Malvern is a small settlement on the junction of Malvern Road and Felton Road in Whiteside County, Illinois. It lies just off the Lincoln Highway, a celebrated pioneer trail linking New York and San Francisco. The landscape is principally flat with extensive corn and soya bean farming where once buffalo grazed the prairie, alongside savannah and woodlands. The Lincoln Highway comprises a series of interlinked roads that once formed a major route west for horse drawn wagons and later motor vehicles.
Along this route four Malverns are situated, each within a few miles of the historic trail. Malvern Illinois lies about 5 miles from the Highway 30, which is part of the Lincoln Highway. Today the wagon trail and later trans continental road is replaced by a major interstate highway nearby. Just east of the Mississippi River, Morrison is the nearest town now by-passed by the interstate. Malvern to the north-east falls within its jurisdiction.
Arriving at the heart of Malvern through a landscape of corn fields you are confronted with a substantial residence on the Malvern and Felton roads junction identified above. This is the old general store but has long closed its retail shop. A dozen or so houses are scattered nearby. If you then follow the Felton Road from the junction for about half a mile, Rock Grove and Elm Road lie on the right near the bridge over the creek. Malvern Mill lies at the junction with Elm Road and the cemetery lies along Rock Grove. The mill dates from the 1850s and is named Appel Mill after an earlier owner. It was rebuilt in 1858. Today it is an historic protected building but no longer is use as a mill.
Malvern Mill
In the 19th century when Malvern was first established it was substantially busier than what we see today however. The township of Malvern dates from the 1870s when a post office was set up by William D Hayes, the first post master. For 8 years he was also the local Justice of the Peace. His ancestors had come from England towards the end of the 17th century. He originated from Chester County Pennsylvania, which is where another Malvern exists also on the Lincoln Highway route west. It is quite likely that he named the new township after his old haunt.
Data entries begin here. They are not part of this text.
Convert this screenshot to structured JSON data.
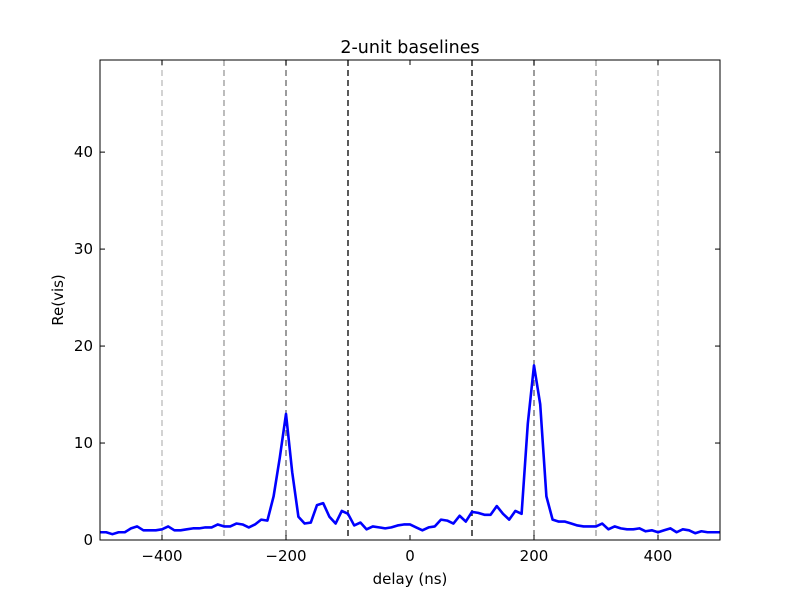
{
  "chart_data": {
    "type": "line",
    "title": "2-unit baselines",
    "xlabel": "delay (ns)",
    "ylabel": "Re(vis)",
    "xlim": [
      -500,
      500
    ],
    "ylim": [
      0,
      49.5
    ],
    "xticks": [
      -400,
      -200,
      0,
      200,
      400
    ],
    "xtick_labels": [
      "−400",
      "−200",
      "0",
      "200",
      "400"
    ],
    "yticks": [
      0,
      10,
      20,
      30,
      40
    ],
    "ytick_labels": [
      "0",
      "10",
      "20",
      "30",
      "40"
    ],
    "grid": false,
    "vlines": [
      {
        "x": -400,
        "color": "#bbbbbb"
      },
      {
        "x": -300,
        "color": "#999999"
      },
      {
        "x": -200,
        "color": "#666666"
      },
      {
        "x": -100,
        "color": "#000000"
      },
      {
        "x": 100,
        "color": "#000000"
      },
      {
        "x": 200,
        "color": "#666666"
      },
      {
        "x": 300,
        "color": "#999999"
      },
      {
        "x": 400,
        "color": "#bbbbbb"
      }
    ],
    "series": [
      {
        "color": "#0000ff",
        "x": [
          -500,
          -490,
          -480,
          -470,
          -460,
          -450,
          -440,
          -430,
          -420,
          -410,
          -400,
          -390,
          -380,
          -370,
          -360,
          -350,
          -340,
          -330,
          -320,
          -310,
          -300,
          -290,
          -280,
          -270,
          -260,
          -250,
          -240,
          -230,
          -220,
          -210,
          -200,
          -190,
          -180,
          -170,
          -160,
          -150,
          -140,
          -130,
          -120,
          -110,
          -100,
          -90,
          -80,
          -70,
          -60,
          -50,
          -40,
          -30,
          -20,
          -10,
          0,
          10,
          20,
          30,
          40,
          50,
          60,
          70,
          80,
          90,
          100,
          110,
          120,
          130,
          140,
          150,
          160,
          170,
          180,
          190,
          200,
          210,
          220,
          230,
          240,
          250,
          260,
          270,
          280,
          290,
          300,
          310,
          320,
          330,
          340,
          350,
          360,
          370,
          380,
          390,
          400,
          410,
          420,
          430,
          440,
          450,
          460,
          470,
          480,
          490,
          500
        ],
        "y": [
          0.8,
          0.8,
          0.6,
          0.8,
          0.8,
          1.2,
          1.4,
          1.0,
          1.0,
          1.0,
          1.1,
          1.4,
          1.0,
          1.0,
          1.1,
          1.2,
          1.2,
          1.3,
          1.3,
          1.6,
          1.4,
          1.4,
          1.7,
          1.6,
          1.3,
          1.6,
          2.1,
          2.0,
          4.5,
          8.5,
          13.0,
          7.0,
          2.4,
          1.7,
          1.8,
          3.6,
          3.8,
          2.4,
          1.7,
          3.0,
          2.7,
          1.5,
          1.8,
          1.1,
          1.4,
          1.3,
          1.2,
          1.3,
          1.5,
          1.6,
          1.6,
          1.3,
          1.0,
          1.3,
          1.4,
          2.1,
          2.0,
          1.7,
          2.5,
          1.9,
          2.9,
          2.8,
          2.6,
          2.6,
          3.5,
          2.7,
          2.1,
          3.0,
          2.7,
          12.0,
          18.0,
          14.0,
          4.5,
          2.1,
          1.9,
          1.9,
          1.7,
          1.5,
          1.4,
          1.4,
          1.4,
          1.7,
          1.1,
          1.4,
          1.2,
          1.1,
          1.1,
          1.2,
          0.9,
          1.0,
          0.8,
          1.0,
          1.2,
          0.8,
          1.1,
          1.0,
          0.7,
          0.9,
          0.8,
          0.8,
          0.8
        ]
      }
    ]
  }
}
Accompanying William D Hayes was Henry E Horning, a carpenter. After returning for 2 years to his home country at Worcester (he was born in 1839 in Montgomery Pennsylvania where there is an unincorporated Worcester township) he came to Malvern Illinois and traded in medicines. About that time there were blacksmiths, two
retail stores, and soon after a school and a church. In
By the 1960s Malvern was declining and only a single store and the church remained, apart from domestic and agricultural buildings and the mill. The post office had ceased as early as 1902. Eventually the store closed and the church was pulled down.
Today a visitor could easily drive through without realising and a pedestrian is unusual to say the least. When exploring the locality do exchange greetings with local residents before checking out the mill and cemetery up the Fulton Road. In the Rock Creek cemetery as it is known, you will find many family's graves back to the 1860s, underlining when Malvern was a thriving township.
In the picture Cora chats with local residents outside the former general store. The young lady has a goody bag from Great Malvern UK. Other gifts (books) from Great Malvern are deposited at the Morrison Library for all to see.